OBJECTIVES: The objective of the study was to describe analgesia utilization before and during the emergency department (ED) visit and assess factors associated with analgesia use in pediatric patients with isolated long-bone fractures.

METHODS: This retrospective cohort study of patients aged 0 to 15 years with a diagnosis of an isolated long-bone fracture was conducted at a single, level I pediatric trauma center. Patients included were treated in the ED within 12 hours of injury and subsequently admitted to the hospital from January 2005 through August 2007. Pain medication received within the first hour after ED arrival was categorized based on prespecified standard doses as follows: adequate, inadequate, and no pain medication received. Cumulative logistic regression analysis assessed factors associated with analgesia use.

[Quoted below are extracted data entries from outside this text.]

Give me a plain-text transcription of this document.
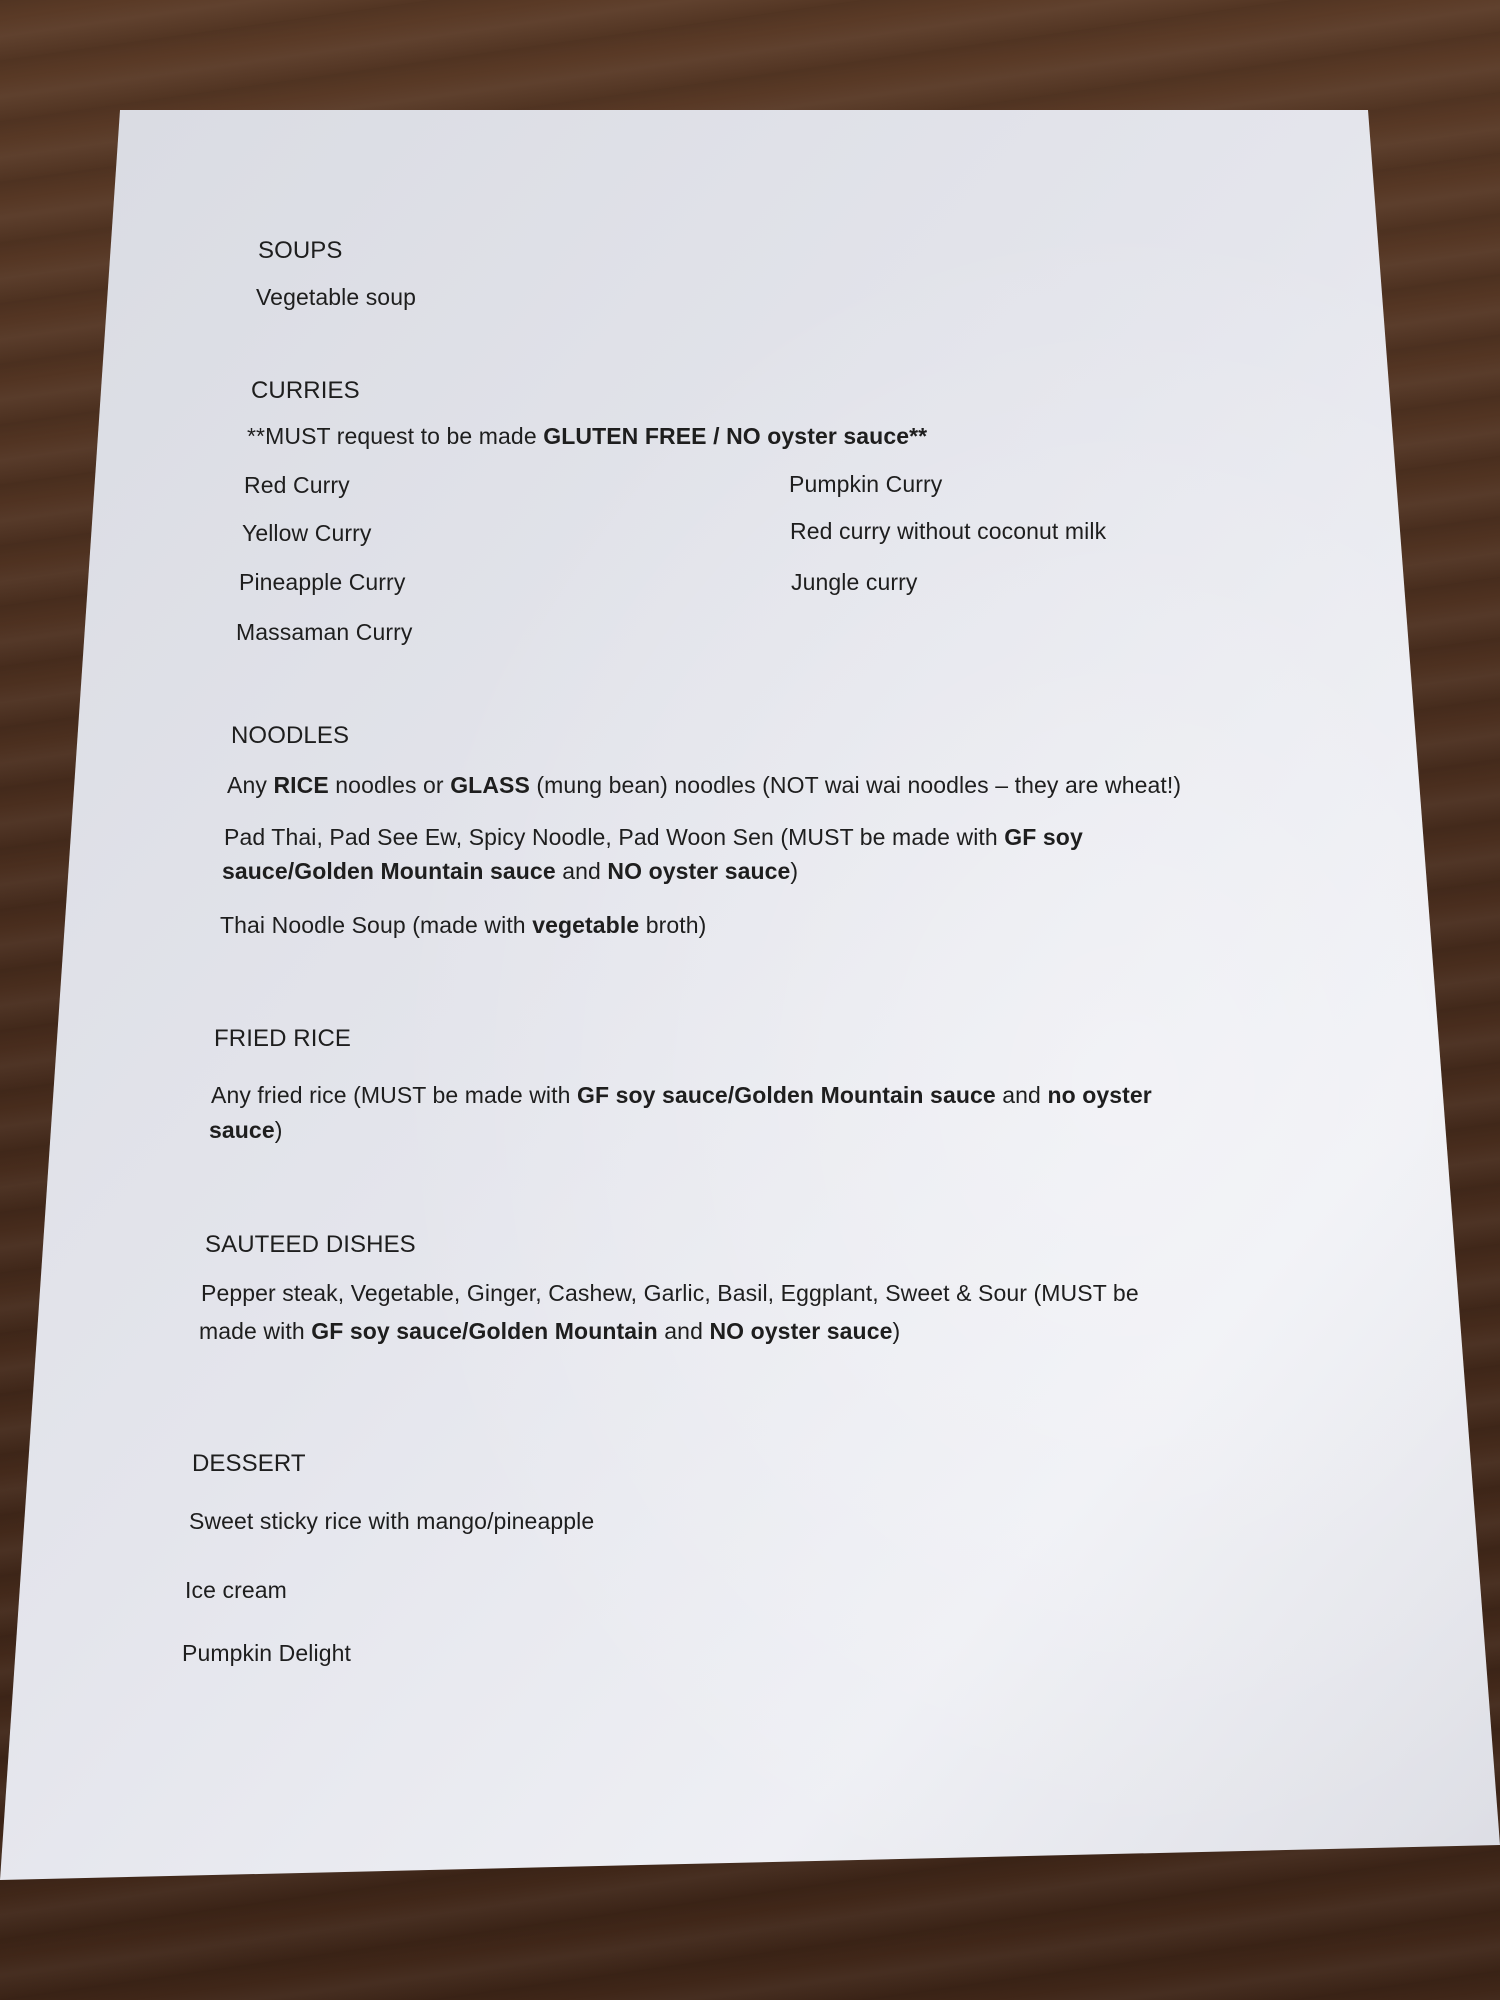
SOUPS
Vegetable soup
CURRIES
**MUST request to be made GLUTEN FREE / NO oyster sauce**
Red Curry
Yellow Curry
Pineapple Curry
Massaman Curry
Pumpkin Curry
Red curry without coconut milk
Jungle curry
NOODLES
Any RICE noodles or GLASS (mung bean) noodles (NOT wai wai noodles – they are wheat!)
Pad Thai, Pad See Ew, Spicy Noodle, Pad Woon Sen (MUST be made with GF soy
sauce/Golden Mountain sauce and NO oyster sauce)
Thai Noodle Soup (made with vegetable broth)
FRIED RICE
Any fried rice (MUST be made with GF soy sauce/Golden Mountain sauce and no oyster
sauce)
SAUTEED DISHES
Pepper steak, Vegetable, Ginger, Cashew, Garlic, Basil, Eggplant, Sweet & Sour (MUST be
made with GF soy sauce/Golden Mountain and NO oyster sauce)
DESSERT
Sweet sticky rice with mango/pineapple
Ice cream
Pumpkin Delight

RESULTS: There were 773 patients with isolated long-bone fracture included in the analysis. Overall, 10% of patients received adequate pain medicine; 31% received inadequate medicine; and 59% received no pain medicine within 1 hour of ED arrival. In multivariable analysis, children with younger age, longer time from injury to ED arrival, closed fractures, and upper-extremity fractures were less likely to receive adequate pain medicine during the ED visit. Of those transported by emergency medical services directly from the scene to the ED, 9 (10%) of 88 were given pain medication during transport.

CONCLUSIONS: Pain management in pediatric patients following a traumatic injury has been recognized as an important component of care. This study suggests that alleviation of pain after traumatic injury requires further attention in both the prehospital and ED settings, especially among the youngest children.